Ignorance was bliss; this was how my C. diff journey began. In 2009 I was a healthy 26-year-old woman, I had just found out in the fall that I was expecting my first child. As a first-time pregnant mother, I was overjoyed with the adventures that would come with my pregnancy. Little did I know what that really meant. Due to some health and pregnancy complications I had two surgeries, two rounds of antibiotics and two extended hospital stays within weeks during the beginning of my second trimester. Looking back, the perfect storm had been created and it would only take two weeks to find out what that storm would look like.
My storm began in February of 2010 when I woke up in the middle of the night experiencing terrible abdominal pain two weeks after my last surgery and hospital stay. My mind was racing and I had no idea how to comprehend what was going on with my body; was I having contractions, was there something wrong with my baby? I was terrified and tried everything I could to alleviate the pain and not wake my sleeping husband. After a few hours of pain, I finally woke my husband and told him that I needed to go to the hospital. We arrived at the hospital and headed straight towards the labor and delivery floor. I was admitted to the hospital and immediately hooked up for monitoring. For hours I lay in the hospital bed still wondering what was wrong with me because the monitor showed I was not having contractions, yet my abdominal pain continued. It was around eight in the morning when the nurse asked when my last bowel movement had been, and if had it been normal. I thought back through the last 24-hours and remembered that I had a normal bowel movement the day before. I thought it was a strange question, but what did I know? The nurse said if I could leave them a stool sample that would be helpful, but otherwise, they saw no reason to keep me in the hospital any longer and I would be heading home once the doctor saw me.
I sat in the hospital room unhappy that the hospital staff couldn’t find a reason for my pain and frustrated with myself for being at the hospital and wasting everyone’s time; I began to get myself together to head home. As I packed up my belongings, I had a feeling that I did, in fact, need to have a bowel movement. In the bathroom on the toilet sat the ominous white specimen collector and the cup to get a sample of my stool. As asked I collected my specimen and alerted the nursing staff. That day turned south very quickly. The pain that I had in the wee hours of the morning increased as did the frequency of my bowel movements, which went from formed stool to severe diarrhea in a short period of time. Before the doctor was in to see me to discharge me I believe I had somewhere around six episodes of diarrhea. My stool was tested and it came back that I had Clostridium difficile, C. diff, and was not leaving the hospital anytime soon.

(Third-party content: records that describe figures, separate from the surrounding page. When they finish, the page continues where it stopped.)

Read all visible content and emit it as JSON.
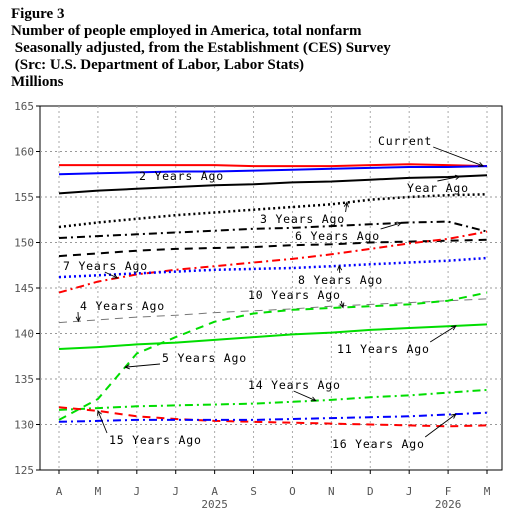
{
  "header": {
    "figure": "Figure 3",
    "line1": "Number of people employed in America, total nonfarm",
    "line2": " Seasonally adjusted, from the Establishment (CES) Survey",
    "line3": " (Src: U.S. Department of Labor, Labor Stats)",
    "units": "Millions"
  },
  "chart_data": {
    "type": "line",
    "ylim": [
      125,
      165
    ],
    "yticks": [
      125,
      130,
      135,
      140,
      145,
      150,
      155,
      160,
      165
    ],
    "x_labels": [
      "A",
      "M",
      "J",
      "J",
      "A",
      "S",
      "O",
      "N",
      "D",
      "J",
      "F",
      "M"
    ],
    "year_labels": [
      {
        "label": "2025",
        "month_index": 4
      },
      {
        "label": "2026",
        "month_index": 10
      }
    ],
    "grid": true,
    "series": [
      {
        "name": "Current",
        "color": "#ff0000",
        "dash": "",
        "width": 2,
        "values": [
          158.5,
          158.5,
          158.5,
          158.5,
          158.5,
          158.4,
          158.4,
          158.4,
          158.5,
          158.6,
          158.5,
          158.4
        ]
      },
      {
        "name": "2 Years Ago",
        "color": "#0000ff",
        "dash": "",
        "width": 2,
        "values": [
          157.5,
          157.6,
          157.7,
          157.8,
          157.8,
          157.9,
          158.0,
          158.1,
          158.2,
          158.3,
          158.3,
          158.4
        ]
      },
      {
        "name": "Year Ago",
        "color": "#000000",
        "dash": "",
        "width": 2,
        "values": [
          155.4,
          155.7,
          155.9,
          156.1,
          156.3,
          156.4,
          156.6,
          156.7,
          156.9,
          157.1,
          157.2,
          157.4
        ]
      },
      {
        "name": "3 Years Ago",
        "color": "#000000",
        "dash": "2 3",
        "width": 2.5,
        "values": [
          151.7,
          152.2,
          152.6,
          153.0,
          153.3,
          153.6,
          153.9,
          154.2,
          154.7,
          155.0,
          155.2,
          155.3
        ]
      },
      {
        "name": "6 Years Ago",
        "color": "#000000",
        "dash": "8 4 2 4",
        "width": 2,
        "values": [
          150.5,
          150.7,
          150.9,
          151.1,
          151.3,
          151.5,
          151.6,
          151.8,
          152.0,
          152.2,
          152.3,
          151.2
        ]
      },
      {
        "name": "",
        "color": "#000000",
        "dash": "8 6",
        "width": 2,
        "values": [
          148.5,
          148.8,
          149.1,
          149.3,
          149.4,
          149.5,
          149.7,
          149.8,
          150.0,
          150.1,
          150.2,
          150.3
        ]
      },
      {
        "name": "7 Years Ago",
        "color": "#ff0000",
        "dash": "8 4 2 4",
        "width": 2,
        "values": [
          144.5,
          145.7,
          146.5,
          147.0,
          147.4,
          147.8,
          148.2,
          148.7,
          149.3,
          149.9,
          150.4,
          151.2
        ]
      },
      {
        "name": "8 Years Ago",
        "color": "#0000ff",
        "dash": "2 3",
        "width": 2.5,
        "values": [
          146.2,
          146.4,
          146.6,
          146.8,
          147.0,
          147.1,
          147.2,
          147.4,
          147.6,
          147.8,
          148.0,
          148.3
        ]
      },
      {
        "name": "4 Years Ago",
        "color": "#777777",
        "dash": "8 6",
        "width": 1,
        "values": [
          141.2,
          141.5,
          141.8,
          142.0,
          142.3,
          142.5,
          142.7,
          143.0,
          143.2,
          143.4,
          143.6,
          143.8
        ]
      },
      {
        "name": "10 Years Ago",
        "color": "#00dd00",
        "dash": "8 6",
        "width": 2,
        "values": [
          130.5,
          132.8,
          137.8,
          139.6,
          141.3,
          142.2,
          142.6,
          142.8,
          143.0,
          143.2,
          143.6,
          144.5
        ]
      },
      {
        "name": "11 Years Ago",
        "color": "#00dd00",
        "dash": "",
        "width": 2,
        "values": [
          138.3,
          138.5,
          138.8,
          139.0,
          139.3,
          139.6,
          139.9,
          140.1,
          140.4,
          140.6,
          140.8,
          141.0
        ]
      },
      {
        "name": "14 Years Ago",
        "color": "#00dd00",
        "dash": "8 4 2 4",
        "width": 2,
        "values": [
          131.6,
          131.8,
          132.0,
          132.1,
          132.2,
          132.3,
          132.5,
          132.7,
          133.0,
          133.2,
          133.5,
          133.8
        ]
      },
      {
        "name": "15 Years Ago",
        "color": "#ff0000",
        "dash": "8 6",
        "width": 2,
        "values": [
          131.9,
          131.5,
          130.9,
          130.6,
          130.4,
          130.3,
          130.2,
          130.1,
          130.0,
          129.9,
          129.8,
          129.9
        ]
      },
      {
        "name": "16 Years Ago",
        "color": "#0000ff",
        "dash": "8 4 2 4",
        "width": 2,
        "values": [
          130.3,
          130.4,
          130.5,
          130.5,
          130.5,
          130.5,
          130.6,
          130.7,
          130.8,
          130.9,
          131.1,
          131.3
        ]
      }
    ],
    "annotations": [
      {
        "text": "Current",
        "series": "Current"
      },
      {
        "text": "2 Years Ago",
        "series": "2 Years Ago"
      },
      {
        "text": "Year Ago",
        "series": "Year Ago"
      },
      {
        "text": "3 Years Ago",
        "series": "3 Years Ago"
      },
      {
        "text": "6 Years Ago",
        "series": "6 Years Ago"
      },
      {
        "text": "7 Years Ago",
        "series": "7 Years Ago"
      },
      {
        "text": "8 Years Ago",
        "series": "8 Years Ago"
      },
      {
        "text": "4 Years Ago",
        "series": "4 Years Ago"
      },
      {
        "text": "10 Years Ago",
        "series": "10 Years Ago"
      },
      {
        "text": "5 Years Ago",
        "series": "10 Years Ago"
      },
      {
        "text": "11 Years Ago",
        "series": "11 Years Ago"
      },
      {
        "text": "14 Years Ago",
        "series": "14 Years Ago"
      },
      {
        "text": "15 Years Ago",
        "series": "15 Years Ago"
      },
      {
        "text": "16 Years Ago",
        "series": "16 Years Ago"
      }
    ]
  }
}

I spent the next week in the antepartum unit being treated for my C. diff and feeling like a prisoner, as I could not leave my room. All visitors and staff who entered my room were outfitted in biohazard gear from the movies. Lucky for me I was treated by my OB and an infectious disease doctor who worked diligently to get me healthy as quickly as possible. I felt very confident in their prescribed treatment, Vancocin, to which my body responded well. I was discharged from the hospital after just over a week from when I first arrived with what I thought was pregnancy-related pain. But instead, I ended up being diagnosed with a disease I had never heard of, which turned my body into a mess and changed my life forever. In order to stay as healthy as possible, I continued to take Vancocin for the duration of my pregnancy and began a tapered dosing for the 12 weeks post delivery.

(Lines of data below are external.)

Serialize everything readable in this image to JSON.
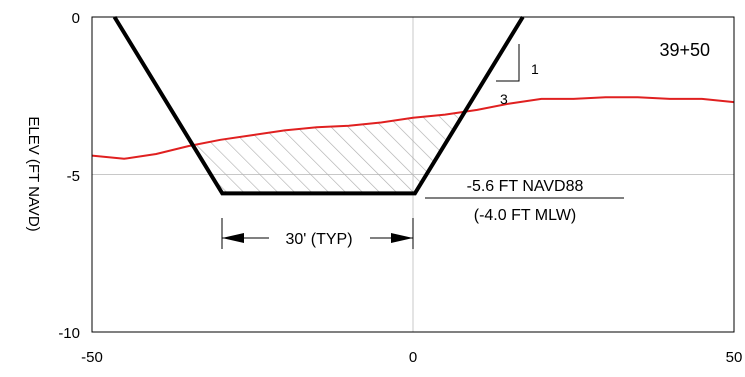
{
  "station_label": "39+50",
  "y_axis_label": "ELEV (FT NAVD)",
  "slope": {
    "rise": "1",
    "run": "3"
  },
  "bottom_width_label": "30' (TYP)",
  "depth_label_line1": "-5.6 FT NAVD88",
  "depth_label_line2": "(-4.0 FT MLW)",
  "chart_data": {
    "type": "line",
    "xlim": [
      -50,
      50
    ],
    "ylim": [
      -10,
      0
    ],
    "x_ticks": [
      "-50",
      "0",
      "50"
    ],
    "y_ticks": [
      "0",
      "-5",
      "-10"
    ],
    "grid": "center lines at x=0 and y=-5",
    "colors": {
      "existing_grade": "#e02020",
      "design_section": "#000000",
      "hatch": "#b0b0b0"
    },
    "series": [
      {
        "role": "existing grade",
        "x": [
          -50,
          -45,
          -40,
          -35,
          -30,
          -25,
          -20,
          -15,
          -10,
          -5,
          0,
          5,
          10,
          15,
          20,
          25,
          30,
          35,
          40,
          45,
          50
        ],
        "y": [
          -4.4,
          -4.5,
          -4.35,
          -4.1,
          -3.9,
          -3.75,
          -3.6,
          -3.5,
          -3.45,
          -3.35,
          -3.2,
          -3.1,
          -2.95,
          -2.75,
          -2.6,
          -2.6,
          -2.55,
          -2.55,
          -2.6,
          -2.6,
          -2.7
        ]
      },
      {
        "role": "design channel section",
        "x": [
          -46.5,
          -29.7,
          0.3,
          17.1
        ],
        "y": [
          0,
          -5.6,
          -5.6,
          0
        ]
      }
    ]
  }
}
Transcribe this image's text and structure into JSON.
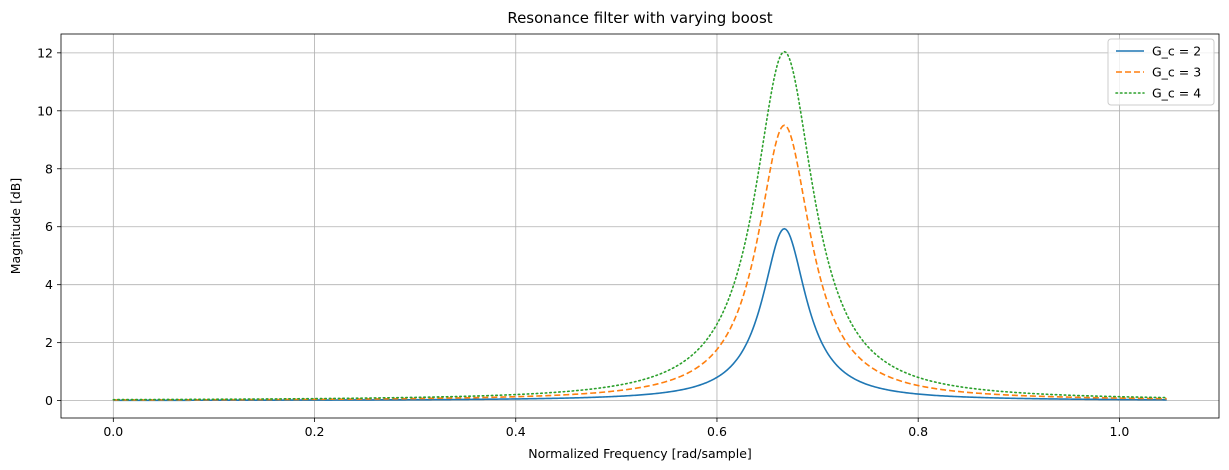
{
  "chart_data": {
    "type": "line",
    "title": "Resonance filter with varying boost",
    "xlabel": "Normalized Frequency [rad/sample]",
    "ylabel": "Magnitude [dB]",
    "xlim": [
      -0.052,
      1.099
    ],
    "ylim": [
      -0.6,
      12.65
    ],
    "xticks": [
      0.0,
      0.2,
      0.4,
      0.6,
      0.8,
      1.0
    ],
    "xtick_labels": [
      "0.0",
      "0.2",
      "0.4",
      "0.6",
      "0.8",
      "1.0"
    ],
    "yticks": [
      0,
      2,
      4,
      6,
      8,
      10,
      12
    ],
    "ytick_labels": [
      "0",
      "2",
      "4",
      "6",
      "8",
      "10",
      "12"
    ],
    "grid": true,
    "legend_position": "top-right",
    "model": {
      "x_start": 0.0,
      "x_end": 1.047,
      "center_frequency": 0.667
    },
    "series": [
      {
        "name": "G_c = 2",
        "peak_db": 5.93,
        "width": 0.0265,
        "color": "#1f77b4",
        "dash": "solid"
      },
      {
        "name": "G_c = 3",
        "peak_db": 9.5,
        "width": 0.032,
        "color": "#ff7f0e",
        "dash": "dashed"
      },
      {
        "name": "G_c = 4",
        "peak_db": 12.04,
        "width": 0.0355,
        "color": "#2ca02c",
        "dash": "dotted"
      }
    ]
  }
}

While I would love to say that my C. diff journey ended in 2010, it has not. C. diff has returned five times since being diagnosed almost eight years ago. Once you have had a C. diff infection you are much more like to experience a reoccurrence. Like many other who have suffered C. diff infections, I have never forgotten the feeling, and as a result, I have been able to quickly confirm and treat my reoccurrences. I continue to always fear another C. diff reoccurrence and have taken as many precautions as possible. All of the medical staff I see have seen me in some stage of my C. diff journey and have been great advocates for my recovery. The greatest pushback that I have encountered with C. diff has come from the insurance company. They have made it difficult to get Vancocin from the beginning and have continued to do so with each reoccurrence. Even when my doctors have prescribed Vancocin because they believe it is the best line of treatment for me, insurance continues to deny it. In order to get the Vancocin, I have had to speak to the insurance company and get additional paperwork filled out by my doctor and their medical staff or they will continue to deny the claim. Unfortunately, the denial of the medication on my last reoccurrence resulted in an emergency room visit. While I never want to take up the ER’s time and space I knew the seriousness of my situation and went out of necessity. If my C. diff goes untreated the progression of the disease occurs quickly and becomes very serious.
I have never felt normal since being diagnosed back in 2010 because I always fear a reoccurrence and know that it can come at any time. C. diff is beyond my control and has had an impact on not only my body, but also financially on my family. This is a silent epidemic that so many of us fight alone because we don’t want to talk about poop/diarrhea/bowel movements. Why are people not being better educated about this disease? Why are insurance companies pushing back on a person’s means of treatment? How can we stop this disease from harming others especially our families?